Já haviam conversado a respeito e ela já havia se manifestado muito favoravelmente. Ele é quem hesitava, uma vez que havia planejado sua aposentadoria como ‘um longo tempo de lazer e descanso, sem horário, sem patrão, sem preocupação’. Quando fez as contas como devia, mudou de ideia, rapidinho.

A mulher amada esteve presente à cerimônia de encerramento e o casal rodopiou pelo salão de baile com toda alegria. Foi naquela noite que ele a pediu em casamento. Os filhos de ambos haveriam de concordar. Quase todos só estavam esperando que ele se decidisse.

Um ano e poucos meses depois, a empresa chamou – como já constava do programa – os aposentados daquela turma, para dar sequência à fase de apoio e reorientação. Há empresas que reconhecem que nem todos já se acertaram nas novas condições e os programas podem se estender por mais alguns poucos anos após os empregados terem-se desligado.

Tomei um susto ao vê-lo adentrar a sala onde já estávamos dando início à reciclagem. Desgrenhado e muitos quilos mais magro, roupas descuidadas, era a imagem da desolação e da infelicidade: sua querida esposa lhe fora roubada por um câncer avassalador. Oito meses depois de toda aquela felicidade, abatido e desorientado, sentou-se conosco e desabafou seu infortúnio: - Se eu soubesse que seria isso, jamais teria me afastado da empresa. Agora eu não sou nada.

Ficamos absolutamente consternados. A empresa não o readmitiu e nem ele tinha cabeça para traçar planos de futuro tão cedo. O baque havia disso forte demais.

Já com uma senhora, daquela mesma turma, pessoa muito agitada, que passar a maior parte do tempo reclamando que nunca imaginara que teria que trabalhar depois de se aposentar, que não era justo, que já havia trabalhado demais na vida e por aí afora, também estava muitos quilos mais magra. Mas não por infortúnio e, sim, por opção.

De uma vaga ideia que surgiu em nossas discussões sobre renda e ocupação, tipos de personalidade e perfis de afinidades, brotou um novo negócio que já ia de vento em popa: uma oficina de consertos de roupas. Repaginação estilística! Disse ela toda entusiasmada.

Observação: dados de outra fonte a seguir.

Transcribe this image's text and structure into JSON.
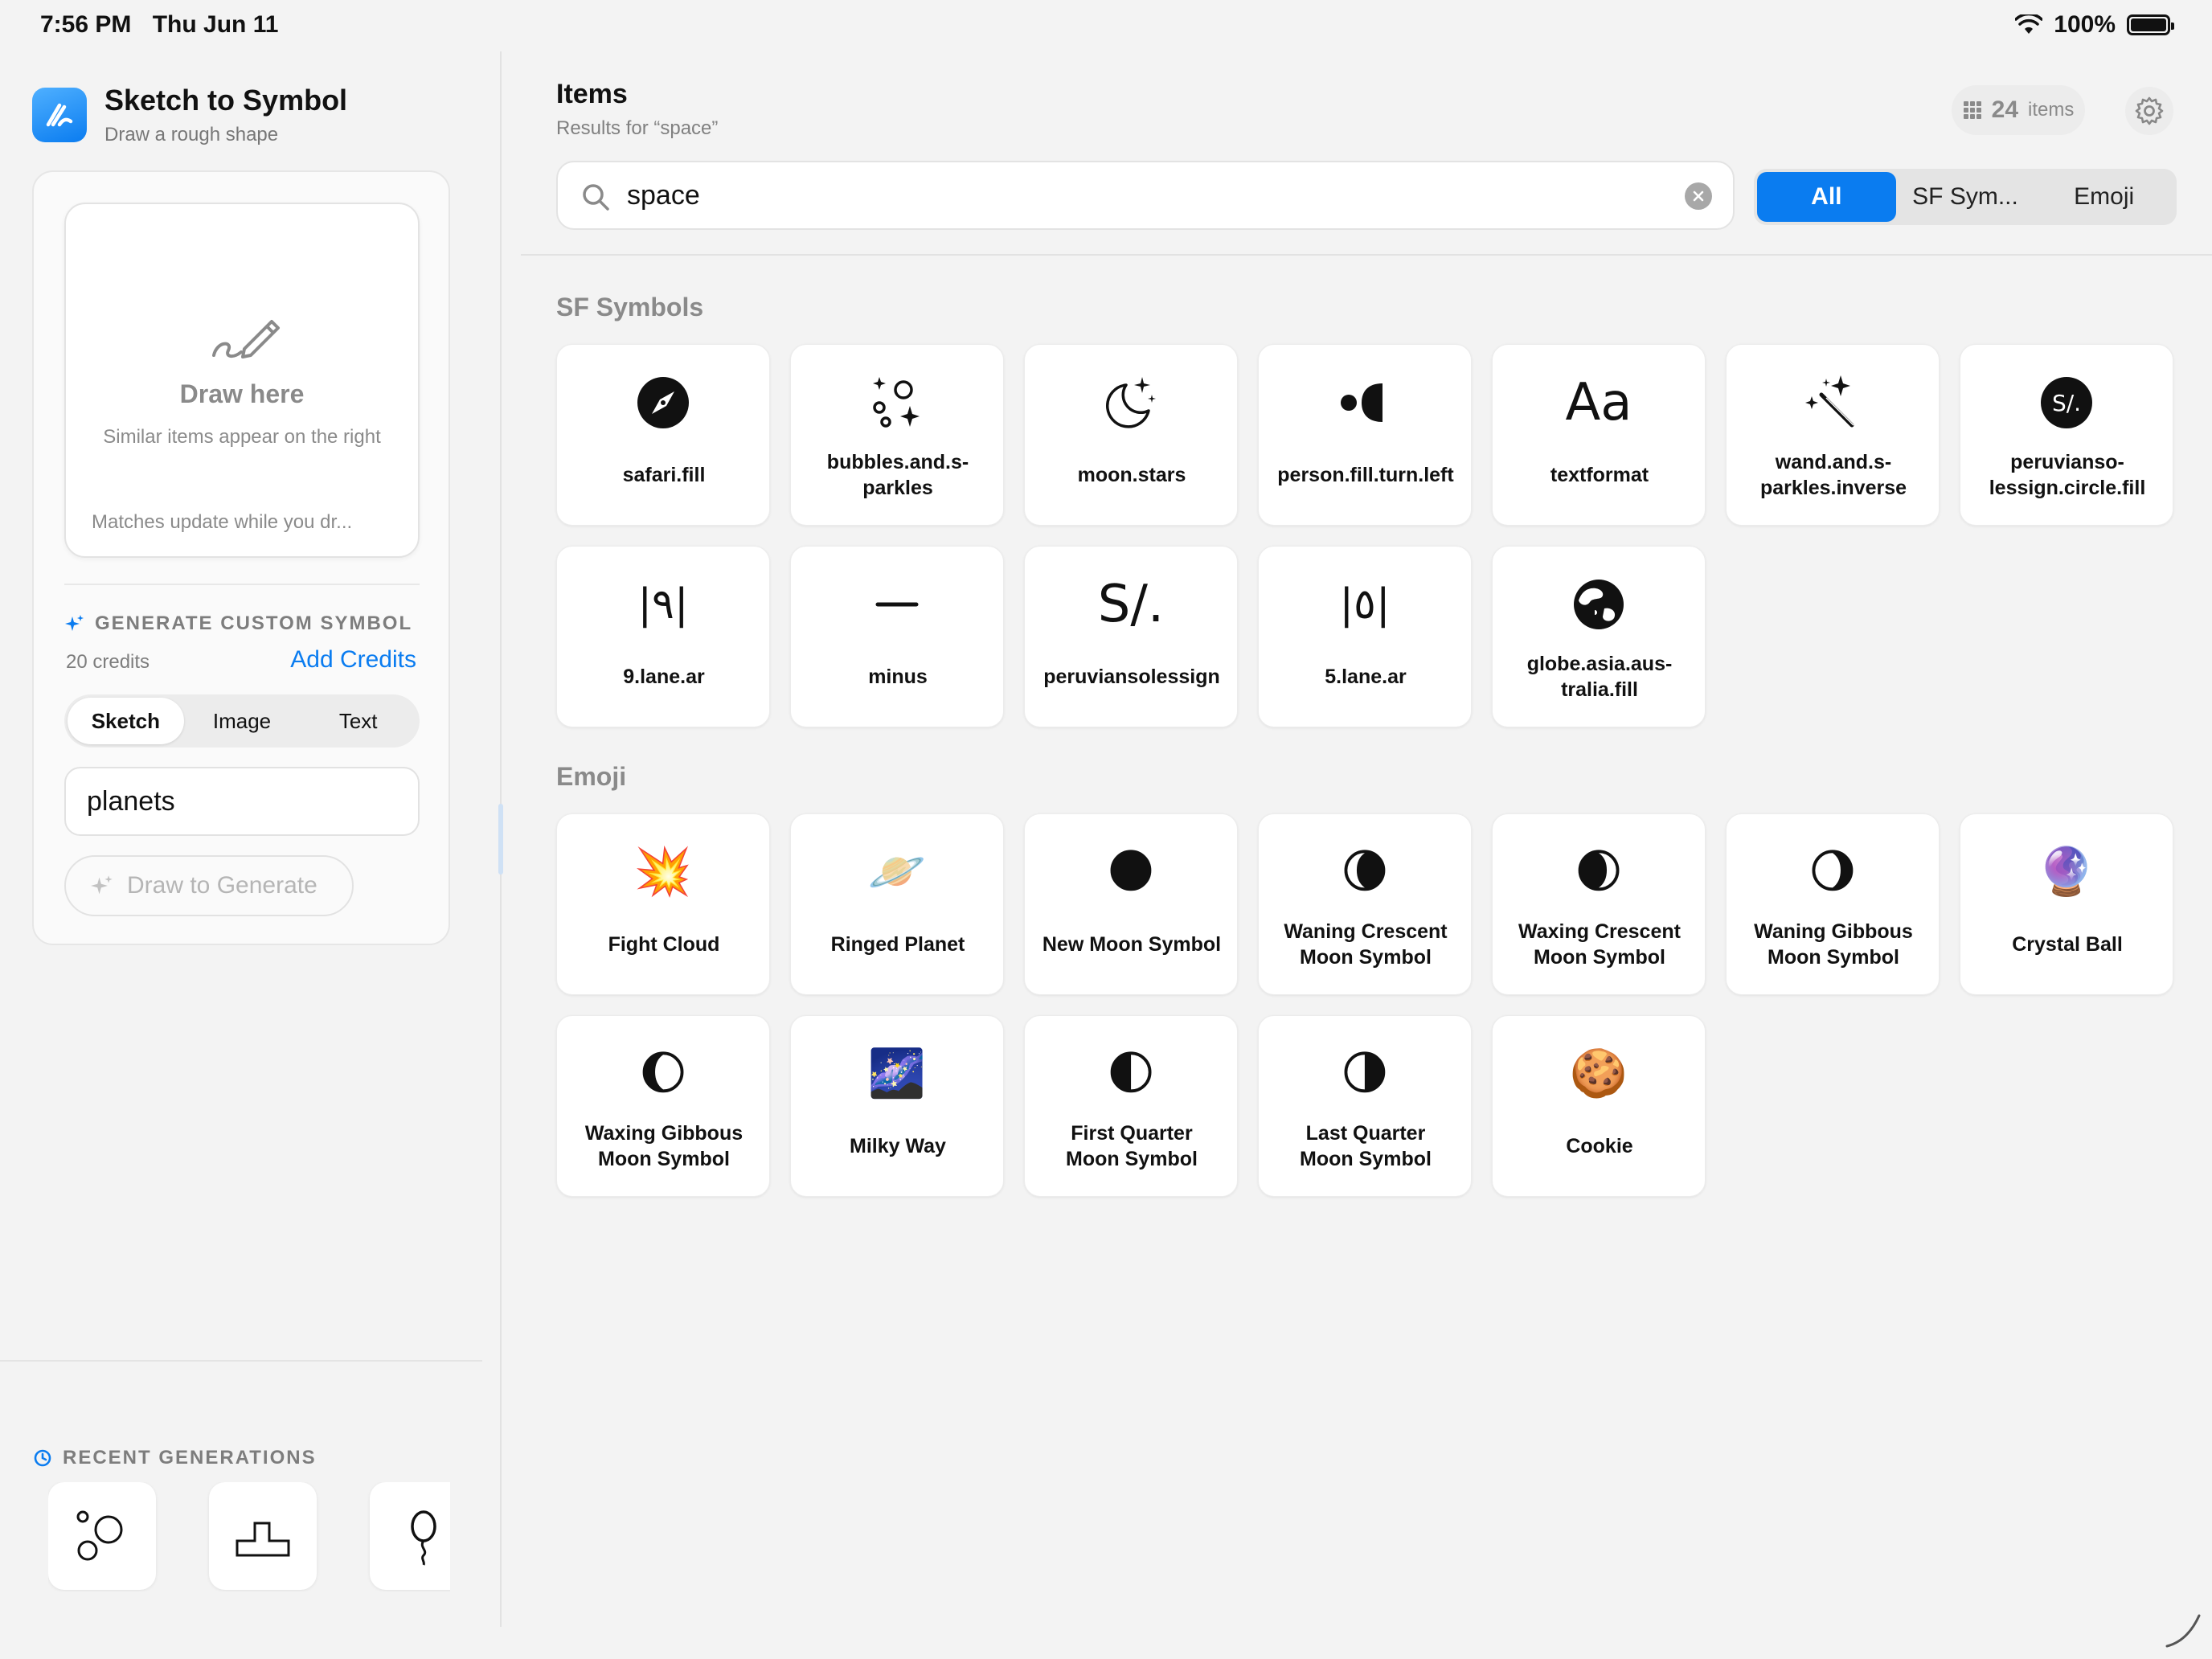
{
  "status": {
    "time": "7:56 PM",
    "date": "Thu Jun 11",
    "battery": "100%"
  },
  "sidebar": {
    "app_title": "Sketch to Symbol",
    "app_subtitle": "Draw a rough shape",
    "draw_title": "Draw here",
    "draw_subtitle": "Similar items appear on the right",
    "draw_footer": "Matches update while you dr...",
    "generate_heading": "GENERATE CUSTOM SYMBOL",
    "credits": "20 credits",
    "add_credits": "Add Credits",
    "modes": [
      {
        "label": "Sketch",
        "active": true
      },
      {
        "label": "Image",
        "active": false
      },
      {
        "label": "Text",
        "active": false
      }
    ],
    "prompt_value": "planets",
    "generate_button": "Draw to Generate",
    "recent_heading": "RECENT GENERATIONS"
  },
  "main": {
    "title": "Items",
    "subtitle": "Results for “space”",
    "count": "24",
    "count_label": "items",
    "search_value": "space",
    "filters": [
      {
        "label": "All",
        "active": true
      },
      {
        "label": "SF Sym...",
        "active": false
      },
      {
        "label": "Emoji",
        "active": false
      }
    ],
    "sf_heading": "SF Symbols",
    "sf_items": [
      {
        "label": "safari.fill",
        "icon": "safari-fill-icon"
      },
      {
        "label": "bubbles.and.s-\nparkles",
        "icon": "bubbles-sparkles-icon"
      },
      {
        "label": "moon.stars",
        "icon": "moon-stars-icon"
      },
      {
        "label": "person.fill.turn.left",
        "icon": "person-turn-left-icon"
      },
      {
        "label": "textformat",
        "icon": "textformat-icon",
        "glyph": "Aa"
      },
      {
        "label": "wand.and.s-\nparkles.inverse",
        "icon": "wand-sparkles-icon"
      },
      {
        "label": "peruvianso-\nlessign.circle.fill",
        "icon": "sol-circle-icon",
        "glyph": "S/."
      },
      {
        "label": "9.lane.ar",
        "icon": "lane-9-ar-icon",
        "glyph": "|٩|"
      },
      {
        "label": "minus",
        "icon": "minus-icon"
      },
      {
        "label": "peruviansolessign",
        "icon": "sol-sign-icon",
        "glyph": "S/."
      },
      {
        "label": "5.lane.ar",
        "icon": "lane-5-ar-icon",
        "glyph": "|٥|"
      },
      {
        "label": "globe.asia.aus-\ntralia.fill",
        "icon": "globe-asia-icon"
      }
    ],
    "emoji_heading": "Emoji",
    "emoji_items": [
      {
        "label": "Fight Cloud",
        "glyph": "💥"
      },
      {
        "label": "Ringed Planet",
        "glyph": "🪐"
      },
      {
        "label": "New Moon Symbol",
        "glyph": "🌑"
      },
      {
        "label": "Waning Crescent\nMoon Symbol",
        "glyph": "🌘"
      },
      {
        "label": "Waxing Crescent\nMoon Symbol",
        "glyph": "🌒"
      },
      {
        "label": "Waning Gibbous\nMoon Symbol",
        "glyph": "🌖"
      },
      {
        "label": "Crystal Ball",
        "glyph": "🔮"
      },
      {
        "label": "Waxing Gibbous\nMoon Symbol",
        "glyph": "🌔"
      },
      {
        "label": "Milky Way",
        "glyph": "🌌"
      },
      {
        "label": "First Quarter\nMoon Symbol",
        "glyph": "🌓"
      },
      {
        "label": "Last Quarter\nMoon Symbol",
        "glyph": "🌗"
      },
      {
        "label": "Cookie",
        "glyph": "🍪"
      }
    ]
  },
  "colors": {
    "accent": "#0a7cf0",
    "background": "#f3f3f3"
  }
}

Dentre seus reclamos, o bordão: - Não sei o que fazer, só sei fazer o que eu faço aqui nessa empresa e agora não me querem mais! Os efeitos se fizeram sentir algumas semanas depois dela haver estado conosco no programa de preparação. No que trabalhara antes de entrar para aquela empresa? – Ah, eu ajudava minha mãe com a costura. Ainda tenho lá, num cantinho da minha casa, as máquinas, as tesouras, até as linhas...

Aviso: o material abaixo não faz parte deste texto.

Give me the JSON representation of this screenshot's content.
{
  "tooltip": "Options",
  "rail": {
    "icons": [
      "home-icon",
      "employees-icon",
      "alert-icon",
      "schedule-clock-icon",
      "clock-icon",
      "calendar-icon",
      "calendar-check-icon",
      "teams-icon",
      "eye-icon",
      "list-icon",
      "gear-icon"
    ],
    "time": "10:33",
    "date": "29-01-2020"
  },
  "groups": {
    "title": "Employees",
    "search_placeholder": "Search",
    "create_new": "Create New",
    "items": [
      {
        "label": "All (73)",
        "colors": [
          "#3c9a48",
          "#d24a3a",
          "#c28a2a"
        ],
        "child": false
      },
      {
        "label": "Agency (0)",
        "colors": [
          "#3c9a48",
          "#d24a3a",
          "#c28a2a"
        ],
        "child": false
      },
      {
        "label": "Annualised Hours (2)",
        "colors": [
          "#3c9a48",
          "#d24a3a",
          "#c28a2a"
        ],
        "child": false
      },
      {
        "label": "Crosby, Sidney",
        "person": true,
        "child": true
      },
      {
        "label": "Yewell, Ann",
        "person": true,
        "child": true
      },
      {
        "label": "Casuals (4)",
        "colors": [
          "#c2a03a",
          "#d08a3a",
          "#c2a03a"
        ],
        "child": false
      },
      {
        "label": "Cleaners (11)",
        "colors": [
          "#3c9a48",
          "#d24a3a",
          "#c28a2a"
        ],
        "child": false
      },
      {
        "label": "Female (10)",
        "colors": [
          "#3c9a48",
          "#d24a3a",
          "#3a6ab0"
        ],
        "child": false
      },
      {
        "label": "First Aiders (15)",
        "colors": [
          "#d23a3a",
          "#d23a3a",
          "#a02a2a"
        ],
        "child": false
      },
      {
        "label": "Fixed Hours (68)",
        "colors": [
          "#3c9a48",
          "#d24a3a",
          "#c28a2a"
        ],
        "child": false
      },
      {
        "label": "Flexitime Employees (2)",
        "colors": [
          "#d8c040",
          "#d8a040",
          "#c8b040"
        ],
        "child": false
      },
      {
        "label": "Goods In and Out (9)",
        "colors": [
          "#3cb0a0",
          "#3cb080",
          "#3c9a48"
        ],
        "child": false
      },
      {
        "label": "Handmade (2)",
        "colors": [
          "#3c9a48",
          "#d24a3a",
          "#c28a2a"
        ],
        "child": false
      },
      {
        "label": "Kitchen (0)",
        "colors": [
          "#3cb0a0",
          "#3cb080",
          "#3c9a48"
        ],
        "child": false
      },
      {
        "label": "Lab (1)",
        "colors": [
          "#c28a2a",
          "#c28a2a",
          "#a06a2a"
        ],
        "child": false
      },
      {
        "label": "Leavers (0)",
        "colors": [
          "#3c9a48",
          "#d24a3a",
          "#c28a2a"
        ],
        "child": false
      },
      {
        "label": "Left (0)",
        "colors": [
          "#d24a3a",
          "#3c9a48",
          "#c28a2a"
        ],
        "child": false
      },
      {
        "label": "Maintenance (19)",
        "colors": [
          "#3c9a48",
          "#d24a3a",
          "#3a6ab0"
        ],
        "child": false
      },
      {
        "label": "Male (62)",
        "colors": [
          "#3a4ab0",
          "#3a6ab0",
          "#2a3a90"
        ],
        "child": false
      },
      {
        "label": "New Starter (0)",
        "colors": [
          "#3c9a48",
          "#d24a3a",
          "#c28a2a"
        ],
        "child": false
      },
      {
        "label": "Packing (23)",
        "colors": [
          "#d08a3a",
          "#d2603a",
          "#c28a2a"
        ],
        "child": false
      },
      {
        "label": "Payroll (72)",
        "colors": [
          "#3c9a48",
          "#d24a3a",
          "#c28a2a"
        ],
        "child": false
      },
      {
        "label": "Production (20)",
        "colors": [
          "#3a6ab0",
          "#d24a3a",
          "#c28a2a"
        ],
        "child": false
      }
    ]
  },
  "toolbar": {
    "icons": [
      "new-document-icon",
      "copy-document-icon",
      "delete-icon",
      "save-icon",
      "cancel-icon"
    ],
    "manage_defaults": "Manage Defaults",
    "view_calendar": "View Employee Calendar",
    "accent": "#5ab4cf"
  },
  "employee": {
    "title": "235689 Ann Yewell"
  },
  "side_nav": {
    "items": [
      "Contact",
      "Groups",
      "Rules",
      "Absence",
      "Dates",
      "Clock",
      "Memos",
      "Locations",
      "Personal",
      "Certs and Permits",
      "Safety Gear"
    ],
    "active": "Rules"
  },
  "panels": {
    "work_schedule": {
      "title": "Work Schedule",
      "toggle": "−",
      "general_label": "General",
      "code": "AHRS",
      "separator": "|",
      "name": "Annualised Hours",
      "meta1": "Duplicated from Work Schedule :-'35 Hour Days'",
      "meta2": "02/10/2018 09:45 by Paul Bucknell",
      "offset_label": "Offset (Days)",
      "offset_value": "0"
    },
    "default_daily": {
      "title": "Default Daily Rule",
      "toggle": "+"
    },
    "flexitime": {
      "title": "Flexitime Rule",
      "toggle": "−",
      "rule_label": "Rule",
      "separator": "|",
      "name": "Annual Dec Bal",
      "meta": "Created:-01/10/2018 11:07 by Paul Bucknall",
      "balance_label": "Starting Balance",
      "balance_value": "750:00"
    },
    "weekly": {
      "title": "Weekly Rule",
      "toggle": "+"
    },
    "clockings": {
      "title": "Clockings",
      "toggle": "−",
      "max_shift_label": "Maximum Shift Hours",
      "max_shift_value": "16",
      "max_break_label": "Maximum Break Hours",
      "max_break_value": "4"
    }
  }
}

Refez seu curso de corte e costura e recuperou seu gosto por mexer com tecidos, agora sob uma nova ótica, a da sustentabilidade: - Reforma não se encaixa em reuso?! Cantarolava, enquanto relatava suas novas experiências de trabalho: - Agora eu sou até sustentável! Com a aposentadoria e mais esse dinheirinho que já entra, estou pagando minha passagem para Portugal, ver a família que só conheci quando criança. Não tenho mais filho, filha em casa, não tenho pai nem mãe para depender de mim, marido já se foi com outra, graças a Deus, que aquele homem era um estorvo mesmo, agora eu sou mais eu. Aprendi a viver comigo mesma e nunca mais vou trabalhar para os outros. Trabalho para mim mesma!

Pois então, se um bom planejamento não garante nada, ao menos com uma reflexão bem feita e um orçamento bem calculado, olhando para dentro de si própria, uma pessoa prestes a se aposentar ou recém-aposentada, descobre possibilidades perdidas, experiências anteriormente desmerecidas e se enxerga em novas situações nem mesmo imaginadas.

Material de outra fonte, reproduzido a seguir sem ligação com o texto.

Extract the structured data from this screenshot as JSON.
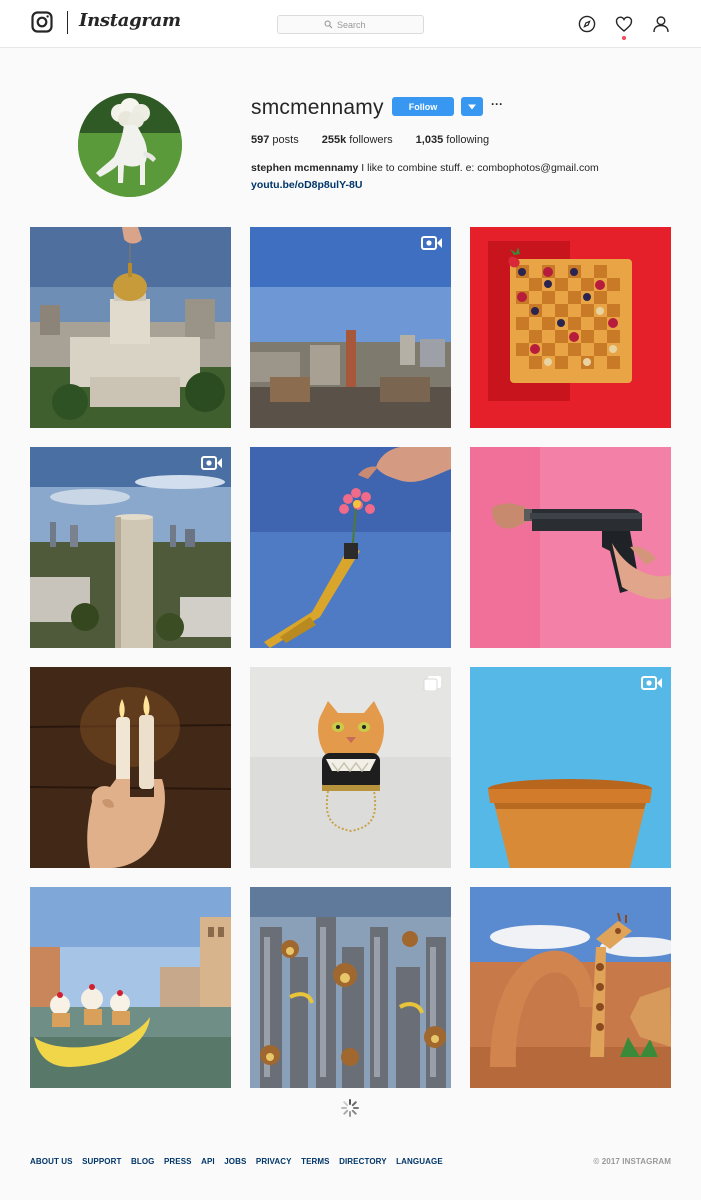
{
  "nav": {
    "brand": "Instagram",
    "search_placeholder": "Search"
  },
  "profile": {
    "username": "smcmennamy",
    "follow_label": "Follow",
    "more_label": "···",
    "stats": [
      {
        "count": "597",
        "label": "posts"
      },
      {
        "count": "255k",
        "label": "followers"
      },
      {
        "count": "1,035",
        "label": "following"
      }
    ],
    "bio_name": "stephen mcmennamy",
    "bio_text": "I like to combine stuff. e: combophotos@gmail.com",
    "link": "youtu.be/oD8p8ulY-8U"
  },
  "posts": [
    {
      "subject": "capitol-dome-pendant",
      "badge": "none"
    },
    {
      "subject": "city-smokestack",
      "badge": "video"
    },
    {
      "subject": "waffle-chessboard",
      "badge": "none"
    },
    {
      "subject": "water-tower-skyline",
      "badge": "video"
    },
    {
      "subject": "excavator-flower",
      "badge": "none"
    },
    {
      "subject": "stapler-gun",
      "badge": "none"
    },
    {
      "subject": "finger-candles",
      "badge": "none"
    },
    {
      "subject": "cat-purse",
      "badge": "carousel"
    },
    {
      "subject": "flower-pot",
      "badge": "video"
    },
    {
      "subject": "banana-boat-venice",
      "badge": "none"
    },
    {
      "subject": "monkey-city",
      "badge": "none"
    },
    {
      "subject": "giraffe-arch",
      "badge": "none"
    }
  ],
  "footer": {
    "links": [
      "ABOUT US",
      "SUPPORT",
      "BLOG",
      "PRESS",
      "API",
      "JOBS",
      "PRIVACY",
      "TERMS",
      "DIRECTORY",
      "LANGUAGE"
    ],
    "copyright": "© 2017 INSTAGRAM"
  },
  "colors": {
    "accent": "#3897f0",
    "link": "#003569",
    "notification": "#ed4956"
  }
}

O fato é: aposentadoria acontece na vida de todo mundo que veio trabalhando como empregado e que, inclusive, contribuiu para isso. Ao menos se espera que a empresa tenha recolhido, igualmente a sua parte!

O fenômeno é: não temos nenhum controle sobre a vida, nem presente nem futura. Agora, que as atitudes fazem toda a diferença, isso é fato!